The model step then receives ordinary JAX arrays. Device transfer happens once per complete batch, not once per sample:

for batch in train_loader:
    batch = jax.tree_util.tree_map(jax.device_put, batch)
    loss, grads = train_step(params, batch["image"], batch["label"])

Custom Training Stacks

Custom runtimes, C++ handoff layers, ONNX training loops, accelerator SDKs, and internal data services use the same contract:

Load or decode the sample into NumPy arrays.
Run one A.Compose policy while the image and targets are still aligned.
Convert the augmented result into your runtime's tensor, buffer, or device format.
Keep batch-level tensor policies after collation when they depend on the framework.
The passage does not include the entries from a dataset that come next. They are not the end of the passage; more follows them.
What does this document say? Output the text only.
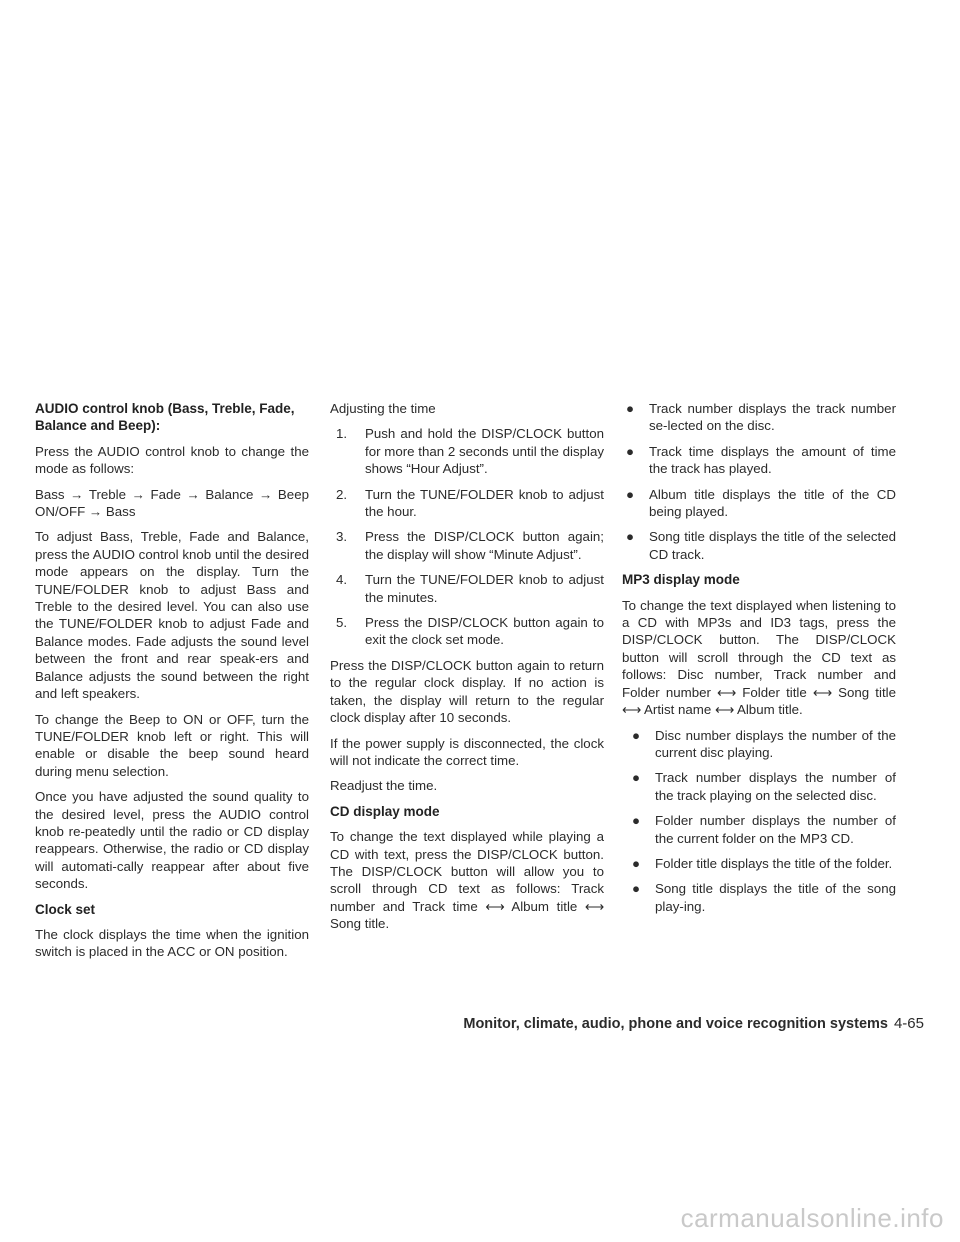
AUDIO control knob (Bass, Treble, Fade, Balance and Beep):

Press the AUDIO control knob to change the mode as follows:

Bass → Treble → Fade → Balance → Beep ON/OFF → Bass

To adjust Bass, Treble, Fade and Balance, press the AUDIO control knob until the desired mode appears on the display. Turn the TUNE/FOLDER knob to adjust Bass and Treble to the desired level. You can also use the TUNE/FOLDER knob to adjust Fade and Balance modes. Fade adjusts the sound level between the front and rear speak-ers and Balance adjusts the sound between the right and left speakers.

To change the Beep to ON or OFF, turn the TUNE/FOLDER knob left or right. This will enable or disable the beep sound heard during menu selection.

Once you have adjusted the sound quality to the desired level, press the AUDIO control knob re-peatedly until the radio or CD display reappears. Otherwise, the radio or CD display will automati-cally reappear after about five seconds.

Clock set

The clock displays the time when the ignition switch is placed in the ACC or ON position.

Adjusting the time

1. Push and hold the DISP/CLOCK button for more than 2 seconds until the display shows “Hour Adjust”.
2. Turn the TUNE/FOLDER knob to adjust the hour.
3. Press the DISP/CLOCK button again; the display will show “Minute Adjust”.
4. Turn the TUNE/FOLDER knob to adjust the minutes.
5. Press the DISP/CLOCK button again to exit the clock set mode.

Press the DISP/CLOCK button again to return to the regular clock display. If no action is taken, the display will return to the regular clock display after 10 seconds.

If the power supply is disconnected, the clock will not indicate the correct time.

Readjust the time.

CD display mode

To change the text displayed while playing a CD with text, press the DISP/CLOCK button. The DISP/CLOCK button will allow you to scroll through CD text as follows: Track number and Track time ⟷ Album title ⟷ Song title.

● Track number displays the track number se-lected on the disc.
● Track time displays the amount of time the track has played.
● Album title displays the title of the CD being played.
● Song title displays the title of the selected CD track.
MP3 display mode

To change the text displayed when listening to a CD with MP3s and ID3 tags, press the DISP/CLOCK button. The DISP/CLOCK button will scroll through the CD text as follows: Disc number, Track number and Folder number ⟷ Folder title ⟷ Song title ⟷ Artist name ⟷ Album title.

● Disc number displays the number of the current disc playing.
● Track number displays the number of the track playing on the selected disc.
● Folder number displays the number of the current folder on the MP3 CD.
● Folder title displays the title of the folder.
● Song title displays the title of the song play-ing.
Monitor, climate, audio, phone and voice recognition systems 4-65
carmanualsonline.info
For classification this may only be an image and label. For segmentation, detection, pose, OBB, video, or volumetric workloads, the same pattern keeps all supervised targets synchronized before conversion.

Evidence and Comparisons

Albumentations is designed as the default augmentation layer for real computer vision pipelines, not just for one framework:

Benchmarks show the public performance result pages.
Benchmark Methodology explains what each benchmark regime measures and why training input pipelines should be interpreted separately from isolated tensor operations.
Albumentations vs torchvision covers the PyTorch ecosystem comparison and why Albumentations is usually the main per-sample augmentation policy.
Albumentations vs Kornia explains when tensor-native differentiable augmentation is useful and when Albumentations is the stronger default.
Albumentations vs DALI compares array-first augmentation with graph-based decode and preprocessing pipelines.

Practical Rule

Use Albumentations for the main per-sample augmentation policy when you need speed, broad transform coverage, target-aware correctness, reproducibility, replay, serialization, or framework portability. Convert to PyTorch, TensorFlow/Keras, JAX, or your custom tensor stack after Albumentations has finished updating the sample.